Was he mistaken about the identity of the girl?
Gerard began to think he must be. After all, it was night-time, there was a great crowd of people about him, pushing and struggling, and it was easy enough, in such circumstances, to mistake an accidental likeness for a strong one.
At least, this was what he told himself, desperately anxious not to be forced to come to the conclusion that the girl he had just seen acting in such a strange, and such a suspicious manner, was the beautiful Rachel Davison who had made so great an impression upon him, whom he could not forget.

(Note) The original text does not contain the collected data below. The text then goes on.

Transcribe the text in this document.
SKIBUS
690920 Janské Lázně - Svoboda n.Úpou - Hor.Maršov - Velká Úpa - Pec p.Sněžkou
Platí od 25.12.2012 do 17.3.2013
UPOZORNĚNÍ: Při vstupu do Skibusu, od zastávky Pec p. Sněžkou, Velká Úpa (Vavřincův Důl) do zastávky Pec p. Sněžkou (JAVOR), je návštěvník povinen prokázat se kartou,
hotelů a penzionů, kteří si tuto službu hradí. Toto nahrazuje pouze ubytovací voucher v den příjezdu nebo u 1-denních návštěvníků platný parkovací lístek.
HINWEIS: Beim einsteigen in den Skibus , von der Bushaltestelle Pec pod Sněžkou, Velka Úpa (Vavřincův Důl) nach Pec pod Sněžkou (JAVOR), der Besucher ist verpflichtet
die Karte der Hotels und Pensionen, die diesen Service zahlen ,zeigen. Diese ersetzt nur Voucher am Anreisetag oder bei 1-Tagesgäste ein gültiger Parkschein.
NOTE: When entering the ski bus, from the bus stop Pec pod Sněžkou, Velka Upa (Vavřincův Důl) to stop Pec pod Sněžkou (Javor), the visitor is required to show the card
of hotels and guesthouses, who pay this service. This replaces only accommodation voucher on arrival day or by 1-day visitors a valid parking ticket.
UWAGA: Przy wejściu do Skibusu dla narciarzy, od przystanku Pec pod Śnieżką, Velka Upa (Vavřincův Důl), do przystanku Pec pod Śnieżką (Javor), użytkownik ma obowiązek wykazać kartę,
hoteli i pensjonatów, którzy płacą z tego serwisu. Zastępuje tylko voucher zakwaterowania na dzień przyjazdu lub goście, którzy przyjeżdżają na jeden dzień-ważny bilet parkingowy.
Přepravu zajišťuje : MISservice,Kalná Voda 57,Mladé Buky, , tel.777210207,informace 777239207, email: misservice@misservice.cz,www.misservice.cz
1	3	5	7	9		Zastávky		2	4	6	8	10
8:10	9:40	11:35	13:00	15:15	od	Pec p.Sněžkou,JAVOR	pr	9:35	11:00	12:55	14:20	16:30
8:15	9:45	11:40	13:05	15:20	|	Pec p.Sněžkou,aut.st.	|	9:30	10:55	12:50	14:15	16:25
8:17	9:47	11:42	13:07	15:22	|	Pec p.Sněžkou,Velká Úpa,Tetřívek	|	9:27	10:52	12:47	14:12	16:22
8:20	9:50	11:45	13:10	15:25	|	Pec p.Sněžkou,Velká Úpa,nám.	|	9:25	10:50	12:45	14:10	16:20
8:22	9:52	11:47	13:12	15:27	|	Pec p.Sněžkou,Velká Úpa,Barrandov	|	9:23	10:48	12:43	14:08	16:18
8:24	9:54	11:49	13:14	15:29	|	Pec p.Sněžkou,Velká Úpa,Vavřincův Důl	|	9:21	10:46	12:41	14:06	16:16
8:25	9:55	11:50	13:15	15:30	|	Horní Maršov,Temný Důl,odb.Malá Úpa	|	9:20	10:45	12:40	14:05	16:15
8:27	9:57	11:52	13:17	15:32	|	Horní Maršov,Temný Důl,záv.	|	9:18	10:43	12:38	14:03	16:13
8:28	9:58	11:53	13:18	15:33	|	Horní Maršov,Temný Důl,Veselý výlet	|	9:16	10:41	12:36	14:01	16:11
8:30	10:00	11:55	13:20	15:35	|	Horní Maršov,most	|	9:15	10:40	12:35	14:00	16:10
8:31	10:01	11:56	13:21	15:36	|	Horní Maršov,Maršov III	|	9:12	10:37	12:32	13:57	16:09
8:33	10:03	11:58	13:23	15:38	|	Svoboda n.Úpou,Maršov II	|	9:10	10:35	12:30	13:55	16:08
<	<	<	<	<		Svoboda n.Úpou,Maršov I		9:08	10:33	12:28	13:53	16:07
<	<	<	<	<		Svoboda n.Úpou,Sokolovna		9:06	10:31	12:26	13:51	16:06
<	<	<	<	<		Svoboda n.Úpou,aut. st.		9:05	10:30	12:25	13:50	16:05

Although, however, he was unable to accept his own argument that he might have been mistaken as to the identity of the woman, it was still open to him to invent reasons why he might have been mistaken as to what she was doing. He had believed he saw her hand to a man a glittering ornament which looked like diamonds. And the impression had brought vividly and painfully to his mind the remembrance of the first occasion of his meeting Rachel, and of her display of nimbleness with her fingers.
There came back to his mind with unpleasant iteration the words she had uttered about her accomplishment being good for nothing; unless she meant to pick pockets.
Of course she had uttered them lightly, and of course he had taken them as a jest. Of course he knew too that the idea of connecting the brilliant Miss Davison with the pursuits of a pickpocket was absurd, revolting, horrible.